In einer hastigen Bewegung kam er auf die Füße, packte den Stuhl und stellte ihn direkt neben Leos ab. Unter dem überraschten Blick der Kommissarinnen ließ er sich darauf fallen, mit genug Schwung, um deutlich zu machen, dass er sich so schnell nicht wieder erheben würde.
Baumann hob eine Braue. Adam starrte trotzig zurück. Ihr Mundwinkel zuckte, als wollte sie sagen: Aber halt gefälligst den Mund, wenn das schon sein muss. Er presste die Lippen zusammen und lehnte sich zurück.
„Gut“, sagte Baumann schließlich, sofort wieder in geschäftigem Ton. „Fangen wir an.“
Adam dachte, es wäre schlimm gewesen, selbst von allen Geschehnissen berichten zu müssen. Es fiel ihm nie leicht, sich vor anderen zu rechtfertigen, und er konnte nur hoffen, dass das alles halbwegs logisch rübergekommen war.
Aber das hier? Zuzuhören, wie Leo ganz leise erzählte, die Stimme so gebrechlich, als würde sie jeden Moment versagen? Das war schlimmer.
Leo war noch nicht mal bei den Männern im Auto angelangt. Er sagte, sie seien im Baumhaus gewesen, hätten Spaß gehabt, und dann…
„Und dann?“, hakte Baumann nach.
Leos Mund öffnete sich, Adam konnte sehen, wie sich die Worte aus ihm herauskämpfen wollten und dann doch versiegten. Er hatte kein Problem gehabt, die Dinge einfach beim Namen zu nennen – Worte dafür hatte er genug, auch wenn sein Vater sie immer nur mit Verachtung gesprochen hatte. Doch Leo bekam kein einziges davon heraus. Sie hatten ja nie darüber geredet, wurde Adam auf einmal bewusst. Er hatte keinen Schimmer, was diese Nacht für Leo bedeutete, ob er lieber so tun wollte, als sei nichts passiert. Um die Kommissarinnen zu überzeugen, war es halt nur zu spät. Adam hatte längst alle Geheimnisse auf den Tisch gelegt.

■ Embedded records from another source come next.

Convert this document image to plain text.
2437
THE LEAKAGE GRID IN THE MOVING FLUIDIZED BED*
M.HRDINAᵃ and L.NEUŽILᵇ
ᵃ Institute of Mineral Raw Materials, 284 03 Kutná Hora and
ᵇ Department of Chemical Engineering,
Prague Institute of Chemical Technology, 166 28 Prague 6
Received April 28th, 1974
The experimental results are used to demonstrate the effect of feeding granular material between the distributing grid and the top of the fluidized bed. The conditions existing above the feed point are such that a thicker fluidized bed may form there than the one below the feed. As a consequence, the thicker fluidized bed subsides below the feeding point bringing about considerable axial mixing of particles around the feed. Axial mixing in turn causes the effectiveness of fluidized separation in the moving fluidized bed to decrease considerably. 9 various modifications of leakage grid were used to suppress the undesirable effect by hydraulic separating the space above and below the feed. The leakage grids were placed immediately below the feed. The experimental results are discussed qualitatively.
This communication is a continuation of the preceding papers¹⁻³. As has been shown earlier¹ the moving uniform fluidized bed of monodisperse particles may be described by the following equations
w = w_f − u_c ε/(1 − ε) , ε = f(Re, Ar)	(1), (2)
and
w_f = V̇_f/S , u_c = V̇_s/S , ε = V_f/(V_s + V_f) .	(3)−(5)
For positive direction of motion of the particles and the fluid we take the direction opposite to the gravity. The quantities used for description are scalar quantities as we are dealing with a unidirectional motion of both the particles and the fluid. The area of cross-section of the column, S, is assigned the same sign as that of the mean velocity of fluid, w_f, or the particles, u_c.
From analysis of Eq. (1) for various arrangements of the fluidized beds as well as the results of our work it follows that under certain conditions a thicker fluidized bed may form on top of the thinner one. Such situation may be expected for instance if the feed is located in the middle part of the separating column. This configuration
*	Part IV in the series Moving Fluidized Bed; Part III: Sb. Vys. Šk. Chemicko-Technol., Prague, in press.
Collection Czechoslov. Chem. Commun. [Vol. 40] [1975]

Leo kämpfte noch immer, die Hände fest in die Ärmel seiner Jacke gekrallt.
Das konnte Adam nicht mitansehen. Leo wollte, dass er hier war, also musste er auch da sein. Ohne zu überlegen, ob er das gerade durfte oder nicht, streckte Adam die Hand aus und löste Leos Finger ganz vorsichtig aus ihrem Krampf. Er dachte zurück ans Baumhaus, wie er Leo zeigen wollte, dass er sich für nichts zu schämen brauchte. Genauso versuchte er es jetzt, verflocht langsam ihre Finger miteinander und ließ seinen Daumen über Leos Hand streicheln. Und dann wusste er, dass es richtig war; so verzweifelt, wie Leo das Drücken erwiderte und sich an ihm festhielt.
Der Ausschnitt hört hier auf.